Welding processes can be automated with articulated robots. These industrial robots feature a single jointed mechanical arm design that is attached to a rotating base. Most welding robots consist of six axes for complete flexibility and range of motion to reach all angles. Welding robots eliminate or significantly reduce the need for human interaction with the ability to both complete welds and handle parts. Welding processes are completed with fewer errors and in shorter amounts of time by reducing the human component.

A typical robotic welding setup will consist of a robotic weld cell, robot, welding equipment, and safety equipment. Robot weld cells feature barriers to help protect floor workers from welding hazards as well as provide an effective work area for the robotic manipulator. A welding robot will be integrated with a robotic welding power source, welding torch, positioner, and wire feeder if the welding process requires a filler wire.

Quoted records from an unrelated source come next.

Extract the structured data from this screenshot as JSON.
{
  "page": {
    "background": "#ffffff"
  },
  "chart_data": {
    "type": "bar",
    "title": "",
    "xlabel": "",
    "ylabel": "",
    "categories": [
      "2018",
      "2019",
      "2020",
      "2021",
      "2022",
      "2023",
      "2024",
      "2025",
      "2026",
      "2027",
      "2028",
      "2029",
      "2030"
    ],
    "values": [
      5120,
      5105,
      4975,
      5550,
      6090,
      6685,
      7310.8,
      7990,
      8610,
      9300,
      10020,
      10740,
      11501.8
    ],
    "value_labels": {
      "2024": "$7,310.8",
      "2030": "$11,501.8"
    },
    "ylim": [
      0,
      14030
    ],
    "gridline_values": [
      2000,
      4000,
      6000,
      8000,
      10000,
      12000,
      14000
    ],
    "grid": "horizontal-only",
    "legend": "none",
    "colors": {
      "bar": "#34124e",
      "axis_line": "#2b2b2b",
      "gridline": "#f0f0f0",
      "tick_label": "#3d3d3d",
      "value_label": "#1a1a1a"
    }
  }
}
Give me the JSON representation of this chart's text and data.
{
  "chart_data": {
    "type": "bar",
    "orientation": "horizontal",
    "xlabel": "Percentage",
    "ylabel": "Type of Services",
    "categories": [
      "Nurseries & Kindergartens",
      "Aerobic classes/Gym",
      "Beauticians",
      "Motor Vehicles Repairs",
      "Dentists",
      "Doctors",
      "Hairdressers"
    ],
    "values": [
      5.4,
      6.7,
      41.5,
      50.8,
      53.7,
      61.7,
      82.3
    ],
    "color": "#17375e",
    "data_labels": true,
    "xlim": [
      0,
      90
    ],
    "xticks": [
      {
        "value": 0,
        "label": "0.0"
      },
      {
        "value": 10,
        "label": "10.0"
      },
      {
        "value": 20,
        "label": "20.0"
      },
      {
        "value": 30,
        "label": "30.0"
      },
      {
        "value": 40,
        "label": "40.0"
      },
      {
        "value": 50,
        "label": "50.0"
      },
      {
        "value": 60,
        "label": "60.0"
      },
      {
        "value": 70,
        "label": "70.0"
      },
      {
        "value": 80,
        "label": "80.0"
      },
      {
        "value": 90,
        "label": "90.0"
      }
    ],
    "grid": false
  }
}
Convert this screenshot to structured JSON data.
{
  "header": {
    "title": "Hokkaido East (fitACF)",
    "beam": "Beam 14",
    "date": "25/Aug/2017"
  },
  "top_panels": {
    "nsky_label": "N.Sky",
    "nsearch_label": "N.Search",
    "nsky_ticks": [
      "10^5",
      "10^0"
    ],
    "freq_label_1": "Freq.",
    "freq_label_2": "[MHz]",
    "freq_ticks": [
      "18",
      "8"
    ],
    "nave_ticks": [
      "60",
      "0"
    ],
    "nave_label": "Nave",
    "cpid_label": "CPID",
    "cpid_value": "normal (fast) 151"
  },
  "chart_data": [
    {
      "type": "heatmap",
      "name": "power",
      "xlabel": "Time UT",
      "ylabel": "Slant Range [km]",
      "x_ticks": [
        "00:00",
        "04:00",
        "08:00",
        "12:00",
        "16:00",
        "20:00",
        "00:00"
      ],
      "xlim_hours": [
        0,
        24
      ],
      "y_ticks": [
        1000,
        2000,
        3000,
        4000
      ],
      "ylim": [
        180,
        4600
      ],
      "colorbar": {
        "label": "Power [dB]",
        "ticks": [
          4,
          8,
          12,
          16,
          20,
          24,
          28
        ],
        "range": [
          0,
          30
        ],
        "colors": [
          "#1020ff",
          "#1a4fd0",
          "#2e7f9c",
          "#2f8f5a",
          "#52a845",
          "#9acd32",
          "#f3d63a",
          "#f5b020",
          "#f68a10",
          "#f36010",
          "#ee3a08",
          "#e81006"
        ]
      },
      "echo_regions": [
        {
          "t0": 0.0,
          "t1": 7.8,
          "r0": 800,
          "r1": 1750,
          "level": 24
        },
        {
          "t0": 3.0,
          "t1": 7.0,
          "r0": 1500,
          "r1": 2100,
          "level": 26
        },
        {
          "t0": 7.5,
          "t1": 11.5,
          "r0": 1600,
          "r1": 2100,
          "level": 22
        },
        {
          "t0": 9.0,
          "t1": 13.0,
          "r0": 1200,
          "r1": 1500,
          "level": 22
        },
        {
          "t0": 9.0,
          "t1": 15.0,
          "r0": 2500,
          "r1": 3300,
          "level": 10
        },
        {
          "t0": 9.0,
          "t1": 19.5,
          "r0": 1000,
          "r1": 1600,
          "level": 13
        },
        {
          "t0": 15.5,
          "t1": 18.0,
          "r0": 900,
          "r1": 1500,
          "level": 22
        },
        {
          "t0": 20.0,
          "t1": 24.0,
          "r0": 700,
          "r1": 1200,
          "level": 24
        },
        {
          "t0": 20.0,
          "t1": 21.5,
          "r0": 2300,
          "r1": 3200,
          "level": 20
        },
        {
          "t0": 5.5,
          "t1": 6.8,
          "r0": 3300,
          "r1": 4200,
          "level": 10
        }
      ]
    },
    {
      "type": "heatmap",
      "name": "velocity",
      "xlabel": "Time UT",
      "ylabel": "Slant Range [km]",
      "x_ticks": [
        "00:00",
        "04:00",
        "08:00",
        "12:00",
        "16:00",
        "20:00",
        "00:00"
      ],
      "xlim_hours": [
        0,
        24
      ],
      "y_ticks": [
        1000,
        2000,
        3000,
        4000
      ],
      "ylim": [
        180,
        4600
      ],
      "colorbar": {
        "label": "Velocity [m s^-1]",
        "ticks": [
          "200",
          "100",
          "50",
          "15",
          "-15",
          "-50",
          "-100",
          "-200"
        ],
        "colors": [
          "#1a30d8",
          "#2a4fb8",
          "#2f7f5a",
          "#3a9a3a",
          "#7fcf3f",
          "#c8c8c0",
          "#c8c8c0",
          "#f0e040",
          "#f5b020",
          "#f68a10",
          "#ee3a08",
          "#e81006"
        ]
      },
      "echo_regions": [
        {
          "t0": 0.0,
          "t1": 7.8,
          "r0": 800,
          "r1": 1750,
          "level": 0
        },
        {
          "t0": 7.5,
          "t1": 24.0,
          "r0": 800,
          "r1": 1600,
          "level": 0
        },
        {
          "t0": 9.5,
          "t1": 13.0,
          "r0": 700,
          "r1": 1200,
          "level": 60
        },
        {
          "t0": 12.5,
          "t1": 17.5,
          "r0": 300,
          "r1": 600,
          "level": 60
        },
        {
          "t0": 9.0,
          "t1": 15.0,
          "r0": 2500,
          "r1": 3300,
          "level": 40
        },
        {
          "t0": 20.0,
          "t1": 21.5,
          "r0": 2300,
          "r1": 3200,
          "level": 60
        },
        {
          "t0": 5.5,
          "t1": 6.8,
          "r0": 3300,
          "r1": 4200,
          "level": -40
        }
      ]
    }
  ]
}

Welding robots can be used to automate many different types of welding applications including:

  • • Electron Beam - During electron beam welding, a robot fuses material together using a welding torch emitting a beam of high velocity electrons. Unlike other welding applications, EBW can join together dissimilar metals. The FANUC M710ic/20L is an example of a robot that may be used to automate an electron beam welding application.

  • • GMAW - Gas metal arc welding, also known as robotic MIG welding, uses an electric arc to heat and melt workpieces, ultimately bonding them together. GMAW is rather easy to automate with robots which is why it is the most common robotic arc welding application. The FANUC Arc Mate 120ic is ideal for gas metal arc welding.

  • • GTAW - Gas tungsten arc welding involves the use of non-consumable tungsten electrodes to weld metals together. GTAW is ideal for those needing a precise and high-quality weld. Using welding robots eases the difficultly of gas tungsten arc welding applications.

  • • Laser - Laser welding robots join metals together by emitting a laser beam from their EOAT. Heat emitted from the laser produces concentrated deep welds. Laser welding robots can also be easily converted for automated laser cutting applications utilizing the same tooling they use to weld. The ABB 2600 can be integrated with a laser power source to perform this application with ease.

  • • Plasma - Plasma welding is another type of arc welding process. During this application plasma is used to melt and fuse metals together. Plasma welding robots are often used for processes requiring flexibility since speed and temperature can be modified. Plasma welding robots can double as plasma cutting robots using the same EAOT that they use for welding.

  • • Spot - Spot welding applications make up about thirty-percent of all welding robot uses. Spot welding robots are integrated with a welding gun that produces heat from electrical current resistance within a concentrated area of a workpiece in order produce a weld. Spot welding robots are widely used amongst automotive manufacturers, including the ABB 6640 and the FANUC R2000.